Ich muß nach jedem Systemstart folgende Einstellungen manuell nachpflegen, damit die Verbindung zum Router erstellt wird:

 - IP-Adresse/Netmask setzen mit  *Quote:*   

> ipconfig eth2 192.168.0.2 netmask 255.255.255.0

 

 - ESSID setzen per  *Quote:*   

> iwconfig eth2 ESSID

 

 - default Gateway per  *Quote:*   

>  route add default gw 192.168.0.1

 

Eigentlich habe ich die Einstellungen in der Datei /etc/conf.d/net.home eingetragen (Der Softlevel "home" wird beim Booten per Eintrag "softlevel=home" in GRUB ausgewählt).

```

modules=( "!iwconfig" "wpa_supplicant" "dhclient")

wpa_supplicant_eth2="-Dwext -ieth2 -c/etc/wpa_supplicant/wpa_supplicant.conf"

wpa_timeout_eth2=60

config_eth2=( "192.168.0.2 netmask 255.255.255.0 broadcast 192.168.0.255" )

config_eth1=( "192.168.0.3 netmask 255.255.255.0" )

config_eth0=( "192.168.0.4 netmask 255.255.255.0" )

essid_eth2="ESSID"

routes_eth2=( "default via 192.168.0.1" )

gateway="eth2/192.168.0.1"

```

Die Einstellungen in /etc/wpa_supplicant/wpa_supplicant.conf sind laut der manpages in Ordnung

```
[/quote]network={

        ssid="ESSID"

        scan_ssid=1

        psk="xxxxxxxxxxxxxxxxxxxxxxxxxxxxxxxxxxxxxxxxxxxxxxxxxxxxxxxxxxxxxxxxxxxx"

        priority=1

        }
```

Ach so, die ESSID wird routerseitig versteckt.

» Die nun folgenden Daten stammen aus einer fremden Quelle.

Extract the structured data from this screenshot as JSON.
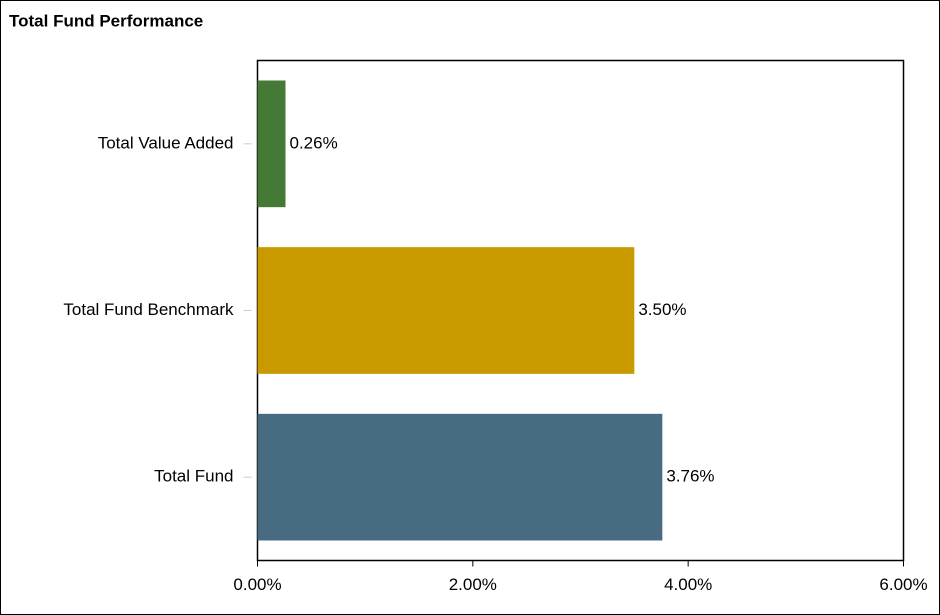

Ich hoffe ihr könnt mit weiterhelfen.

Gruß,

Steffen

----------

## 69719

Wie ist es denn mit einer sichtbaren ESSID bzw. hilft dir

```

network={

        ssid="ESSID"

        scan_ssid=1

        psk="xxxxxxxxxxxxxxxxxxxxxxxxxxxxxxxxxxxxxxxxxxxxxxxxxxxxxxxxxxxxxxxxxxxx"

        priority=1

        ap_scan=2

}

```

?

----------

## tuam

Du benutzt iwconfig, obwohl Du wpa_supplicant möchtest? Da geht etwas schief   :Confused: 

Gibt es verwertbare Meldungen im Syslog, wenn Du "/etc/init.d/net.eth2 restart" ausführst?

FF,

Daniel

----------

## stlang75

Hallo nochmal!

Danke für die schnelle Antwort. Ich bin jetzt vorerst unterwegs und kann die Vorschläge erst Sonntag Abend testen.

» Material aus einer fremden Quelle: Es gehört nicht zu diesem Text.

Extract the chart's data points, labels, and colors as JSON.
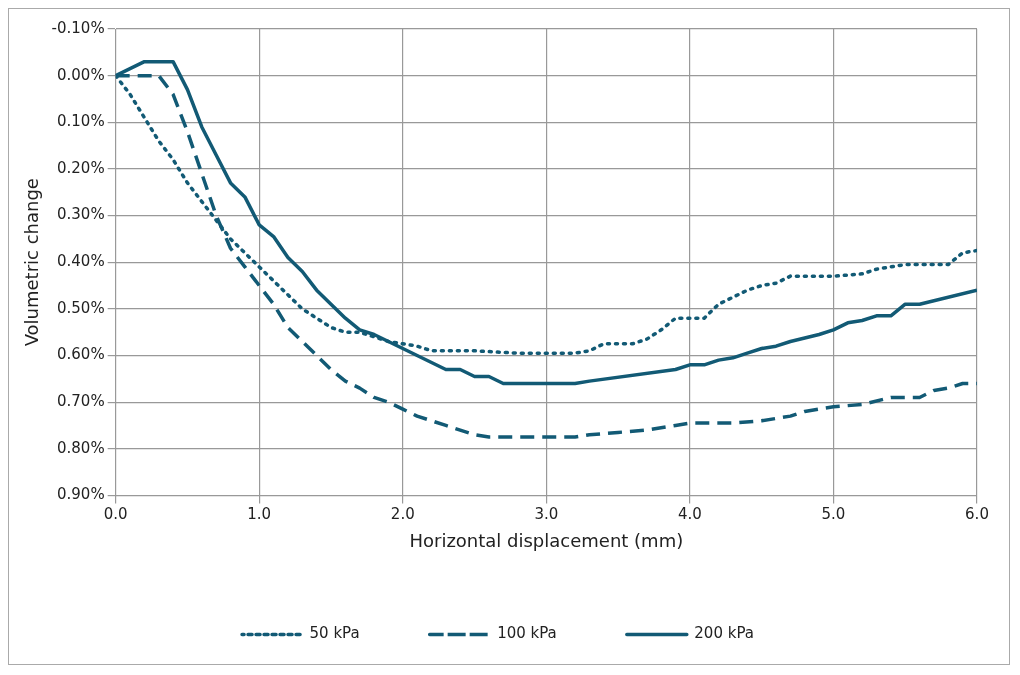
{
  "chart_data": {
    "type": "line",
    "xlabel": "Horizontal displacement (mm)",
    "ylabel": "Volumetric change",
    "xlim": [
      0,
      6
    ],
    "xticks": [
      {
        "value": 0,
        "label": "0.0"
      },
      {
        "value": 1,
        "label": "1.0"
      },
      {
        "value": 2,
        "label": "2.0"
      },
      {
        "value": 3,
        "label": "3.0"
      },
      {
        "value": 4,
        "label": "4.0"
      },
      {
        "value": 5,
        "label": "5.0"
      },
      {
        "value": 6,
        "label": "6.0"
      }
    ],
    "ylim": [
      0.9,
      -0.1
    ],
    "yticks": [
      {
        "value": -0.1,
        "label": "-0.10%"
      },
      {
        "value": 0,
        "label": "0.00%"
      },
      {
        "value": 0.1,
        "label": "0.10%"
      },
      {
        "value": 0.2,
        "label": "0.20%"
      },
      {
        "value": 0.3,
        "label": "0.30%"
      },
      {
        "value": 0.4,
        "label": "0.40%"
      },
      {
        "value": 0.5,
        "label": "0.50%"
      },
      {
        "value": 0.6,
        "label": "0.60%"
      },
      {
        "value": 0.7,
        "label": "0.70%"
      },
      {
        "value": 0.8,
        "label": "0.80%"
      },
      {
        "value": 0.9,
        "label": "0.90%"
      }
    ],
    "grid": true,
    "legend": "bottom",
    "marker": "none",
    "series": [
      {
        "name": "50 kPa",
        "color": "#125a75",
        "line_style": "dotted",
        "x": [
          0,
          0.1,
          0.2,
          0.3,
          0.4,
          0.5,
          0.6,
          0.7,
          0.8,
          0.9,
          1.0,
          1.1,
          1.2,
          1.3,
          1.4,
          1.5,
          1.6,
          1.7,
          1.8,
          1.9,
          2.0,
          2.1,
          2.2,
          2.5,
          2.8,
          3.0,
          3.2,
          3.3,
          3.4,
          3.6,
          3.7,
          3.8,
          3.9,
          4.0,
          4.1,
          4.2,
          4.3,
          4.4,
          4.5,
          4.6,
          4.7,
          5.0,
          5.2,
          5.3,
          5.4,
          5.5,
          5.8,
          5.9,
          6.0
        ],
        "values": [
          0,
          0.04,
          0.09,
          0.14,
          0.18,
          0.23,
          0.27,
          0.31,
          0.35,
          0.38,
          0.41,
          0.44,
          0.47,
          0.5,
          0.52,
          0.54,
          0.55,
          0.55,
          0.56,
          0.57,
          0.575,
          0.58,
          0.59,
          0.59,
          0.595,
          0.595,
          0.595,
          0.59,
          0.575,
          0.575,
          0.565,
          0.545,
          0.52,
          0.52,
          0.52,
          0.49,
          0.475,
          0.46,
          0.45,
          0.445,
          0.43,
          0.43,
          0.425,
          0.415,
          0.41,
          0.405,
          0.405,
          0.38,
          0.375
        ]
      },
      {
        "name": "100 kPa",
        "color": "#125a75",
        "line_style": "dashed",
        "x": [
          0,
          0.3,
          0.4,
          0.5,
          0.6,
          0.7,
          0.8,
          0.9,
          1.0,
          1.1,
          1.2,
          1.3,
          1.4,
          1.5,
          1.6,
          1.7,
          1.8,
          1.9,
          2.0,
          2.1,
          2.2,
          2.3,
          2.4,
          2.5,
          2.6,
          2.7,
          2.8,
          3.2,
          3.3,
          3.5,
          3.7,
          3.9,
          4.0,
          4.3,
          4.5,
          4.7,
          4.8,
          5.0,
          5.2,
          5.4,
          5.6,
          5.7,
          5.8,
          5.9,
          6.0
        ],
        "values": [
          0,
          0,
          0.04,
          0.12,
          0.21,
          0.3,
          0.37,
          0.41,
          0.45,
          0.49,
          0.54,
          0.57,
          0.6,
          0.63,
          0.655,
          0.67,
          0.69,
          0.7,
          0.715,
          0.73,
          0.74,
          0.75,
          0.76,
          0.77,
          0.775,
          0.775,
          0.775,
          0.775,
          0.77,
          0.765,
          0.76,
          0.75,
          0.745,
          0.745,
          0.74,
          0.73,
          0.72,
          0.71,
          0.705,
          0.69,
          0.69,
          0.675,
          0.67,
          0.66,
          0.66
        ]
      },
      {
        "name": "200 kPa",
        "color": "#125a75",
        "line_style": "solid",
        "x": [
          0,
          0.2,
          0.4,
          0.5,
          0.6,
          0.7,
          0.8,
          0.9,
          1.0,
          1.1,
          1.2,
          1.3,
          1.4,
          1.5,
          1.6,
          1.7,
          1.8,
          1.9,
          2.0,
          2.1,
          2.2,
          2.3,
          2.4,
          2.5,
          2.6,
          2.7,
          3.2,
          3.3,
          3.9,
          4.0,
          4.1,
          4.2,
          4.3,
          4.4,
          4.5,
          4.6,
          4.7,
          4.9,
          5.0,
          5.1,
          5.2,
          5.3,
          5.4,
          5.5,
          5.6,
          6.0
        ],
        "values": [
          0,
          -0.03,
          -0.03,
          0.03,
          0.11,
          0.17,
          0.23,
          0.26,
          0.32,
          0.345,
          0.39,
          0.42,
          0.46,
          0.49,
          0.52,
          0.545,
          0.555,
          0.57,
          0.585,
          0.6,
          0.615,
          0.63,
          0.63,
          0.645,
          0.645,
          0.66,
          0.66,
          0.655,
          0.63,
          0.62,
          0.62,
          0.61,
          0.605,
          0.595,
          0.585,
          0.58,
          0.57,
          0.555,
          0.545,
          0.53,
          0.525,
          0.515,
          0.515,
          0.49,
          0.49,
          0.46
        ]
      }
    ]
  }
}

@tuam: Wird die Verwendung von iwconfig  durch  *Quote:*   

> modules=( "!iwconfig" ) 

  nicht  unterbunden ?!?

Gruß,

Steffen

----------

## tuam

Müsste, aber warum verwendest Du es dann, um ins Netz zu gelangen?

FF,

Daniels

[edit: typo]

----------

## 69719

Das ist eigendlich egal, da er dem Treiber nur sagt welche ESSID er verwenden soll. Für die Authentifizierung brauchst du eben nur das wpa_supplicant.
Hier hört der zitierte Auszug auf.